1Center for Liver Diseases, Department of Medicine, Inova Fairfax Hospital, Falls Church, VA, United States; Betty and Guy Beatty Center for Integrated Research, Inova Health System, Falls Church, VA, United States. Electronic address: email@example.com.
2Betty and Guy Beatty Center for Integrated Research, Inova Health System, Falls Church, VA, United States; Center for Outcomes Research in Liver Diseases, Washington DC.
3Hepatology, Beth Israel Deaconess Medical Center, Boston, MA, United States.
4Digestive Diseases Institute, Virginia Mason Clinic, Seattle, WA, USA.
5Department of Medicine, J.W. Goethe University Hospital, Frankfurt, Germany.
6Center for Outcomes Research in Liver Diseases, Washington DC.
7Betty and Guy Beatty Center for Integrated Research, Inova Health System, Falls Church, VA, United States.
8Viral Hepatitis Research Unit in Hôpital Beaujon, Clichy, France.
BACKGROUND AND AIM:
New interferon-free anti-HCV regimens are highly efficacious with a favorable safety profile.

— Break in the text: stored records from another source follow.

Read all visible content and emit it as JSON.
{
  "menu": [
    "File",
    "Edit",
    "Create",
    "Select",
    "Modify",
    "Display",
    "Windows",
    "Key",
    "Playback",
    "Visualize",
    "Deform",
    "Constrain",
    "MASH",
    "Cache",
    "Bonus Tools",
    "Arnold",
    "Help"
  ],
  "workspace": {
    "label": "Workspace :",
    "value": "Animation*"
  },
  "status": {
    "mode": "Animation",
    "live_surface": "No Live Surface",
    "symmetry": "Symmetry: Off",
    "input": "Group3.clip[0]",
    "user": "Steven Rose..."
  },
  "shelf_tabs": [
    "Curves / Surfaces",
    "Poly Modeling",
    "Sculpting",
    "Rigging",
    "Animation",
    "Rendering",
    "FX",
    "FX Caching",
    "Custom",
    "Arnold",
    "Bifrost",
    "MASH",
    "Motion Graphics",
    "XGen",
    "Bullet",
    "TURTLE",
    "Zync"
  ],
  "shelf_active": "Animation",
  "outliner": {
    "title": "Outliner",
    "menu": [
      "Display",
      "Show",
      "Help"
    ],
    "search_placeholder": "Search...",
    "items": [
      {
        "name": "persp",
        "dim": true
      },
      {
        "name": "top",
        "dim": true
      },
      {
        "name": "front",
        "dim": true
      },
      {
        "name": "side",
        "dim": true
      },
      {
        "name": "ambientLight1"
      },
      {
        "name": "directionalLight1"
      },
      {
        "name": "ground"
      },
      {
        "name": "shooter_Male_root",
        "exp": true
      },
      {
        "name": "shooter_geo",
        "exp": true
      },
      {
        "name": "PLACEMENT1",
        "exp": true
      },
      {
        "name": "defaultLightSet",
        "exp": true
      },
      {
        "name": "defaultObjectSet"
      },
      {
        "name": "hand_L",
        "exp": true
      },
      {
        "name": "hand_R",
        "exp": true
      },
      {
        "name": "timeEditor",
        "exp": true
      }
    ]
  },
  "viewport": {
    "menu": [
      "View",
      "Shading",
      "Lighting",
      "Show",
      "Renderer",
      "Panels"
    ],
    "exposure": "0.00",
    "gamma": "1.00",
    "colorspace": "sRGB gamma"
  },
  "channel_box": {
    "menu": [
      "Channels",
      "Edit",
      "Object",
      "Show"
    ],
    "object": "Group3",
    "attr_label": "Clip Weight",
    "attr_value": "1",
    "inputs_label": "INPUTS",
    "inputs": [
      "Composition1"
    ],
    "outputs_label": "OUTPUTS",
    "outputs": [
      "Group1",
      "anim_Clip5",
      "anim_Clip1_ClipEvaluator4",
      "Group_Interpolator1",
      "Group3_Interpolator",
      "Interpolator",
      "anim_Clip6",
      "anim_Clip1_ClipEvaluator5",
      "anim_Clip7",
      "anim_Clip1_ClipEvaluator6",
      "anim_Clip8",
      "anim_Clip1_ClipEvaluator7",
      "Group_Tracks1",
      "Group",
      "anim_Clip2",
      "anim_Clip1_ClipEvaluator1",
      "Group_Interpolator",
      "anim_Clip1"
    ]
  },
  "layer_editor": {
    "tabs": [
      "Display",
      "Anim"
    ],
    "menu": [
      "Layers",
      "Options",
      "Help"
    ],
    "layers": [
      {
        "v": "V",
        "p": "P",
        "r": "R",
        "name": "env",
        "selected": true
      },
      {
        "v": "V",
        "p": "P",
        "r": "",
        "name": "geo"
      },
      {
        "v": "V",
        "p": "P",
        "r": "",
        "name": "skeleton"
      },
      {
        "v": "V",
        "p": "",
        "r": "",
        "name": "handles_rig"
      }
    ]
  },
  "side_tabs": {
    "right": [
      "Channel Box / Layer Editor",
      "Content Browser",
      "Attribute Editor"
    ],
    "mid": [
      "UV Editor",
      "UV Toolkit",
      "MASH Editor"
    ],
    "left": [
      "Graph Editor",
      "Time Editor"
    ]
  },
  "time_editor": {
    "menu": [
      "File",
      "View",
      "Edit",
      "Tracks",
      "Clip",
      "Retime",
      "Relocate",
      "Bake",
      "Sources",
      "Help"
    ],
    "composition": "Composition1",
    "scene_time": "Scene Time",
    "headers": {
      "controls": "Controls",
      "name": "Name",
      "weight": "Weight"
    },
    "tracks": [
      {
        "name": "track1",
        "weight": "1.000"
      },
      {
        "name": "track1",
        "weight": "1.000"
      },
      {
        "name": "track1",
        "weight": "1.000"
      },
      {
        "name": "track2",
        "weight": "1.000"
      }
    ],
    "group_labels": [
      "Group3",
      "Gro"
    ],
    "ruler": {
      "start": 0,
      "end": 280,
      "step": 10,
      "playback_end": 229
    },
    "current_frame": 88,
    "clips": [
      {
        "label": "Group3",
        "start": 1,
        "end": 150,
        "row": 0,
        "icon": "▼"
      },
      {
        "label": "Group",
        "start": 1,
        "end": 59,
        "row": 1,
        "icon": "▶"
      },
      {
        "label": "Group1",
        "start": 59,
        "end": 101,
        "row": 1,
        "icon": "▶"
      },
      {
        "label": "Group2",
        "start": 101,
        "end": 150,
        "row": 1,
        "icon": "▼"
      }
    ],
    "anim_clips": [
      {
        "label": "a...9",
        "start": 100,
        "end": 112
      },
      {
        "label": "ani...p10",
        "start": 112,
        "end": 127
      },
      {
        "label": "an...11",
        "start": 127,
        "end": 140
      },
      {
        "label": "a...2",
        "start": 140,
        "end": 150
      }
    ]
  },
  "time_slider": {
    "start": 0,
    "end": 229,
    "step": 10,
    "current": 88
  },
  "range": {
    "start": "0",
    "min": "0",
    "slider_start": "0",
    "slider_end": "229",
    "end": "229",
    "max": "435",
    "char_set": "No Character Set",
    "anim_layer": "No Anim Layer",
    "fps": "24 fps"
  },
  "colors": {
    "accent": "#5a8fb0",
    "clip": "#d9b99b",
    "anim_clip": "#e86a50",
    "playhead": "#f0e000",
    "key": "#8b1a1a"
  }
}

We assessed health-related quality of life (HRQL) and work productivity in patients with different stages of hepatic fibrosis treated with sofosbuvir+ledipasvir.
Four questionnaires [Chronic Liver Disease Questionnaire-HCV (CLDQ-HCV), Short Form-36 (SF-36), Functional Assessment of Chronic Illness Therapy-Fatigue (FACIT-F), Work Productivity and Activity Index: Specific Health Problem (WPAI:SHP)] were administered at baseline, during, and after treatment with sofosbuvir+ledipasvir+ribavirin or sofosbuvir+ledipasvir (ION-1,2,3 clinical trials). Metavir fibrosis stage was determined from pretreatment liver biopsies.
There were 1,005 patients included (stage F0: N=94; F1: N=311; F2: N=301; F3: N=197; F4: N=102). At baseline, patients with more advanced fibrosis had more HRQL impairments, predominantly related to physical functioning (lower in stage 0 vs. stage 4 by up to 0.126 on a normalized 0-1 scale, p<0.0001). During and post-treatment, HRQL remained lower in patients with advanced fibrosis. After achieving sustained virologic response, significant improvements from baseline in most HRQL domains were observed regardless of fibrosis stage (by 0.024-0.103 on a 0-1 scale; all p>0.05 across fibrosis stages). In multivariate analysis, advanced fibrosis was independently associated with impairment of HRQL and work productivity (beta up to -0.056 in comparison with none-to-mild fibrosis, p<0.05). However, improvement of HRQL and work productivity after viral clearance was not related to the stage of fibrosis (all p>0.05).
Although advanced hepatic fibrosis is associated with HRQL and work productivity impairment, viral eradication with sofosbuvir+ledipasvir leads to HRQL improvement regardless of fibrosis stage.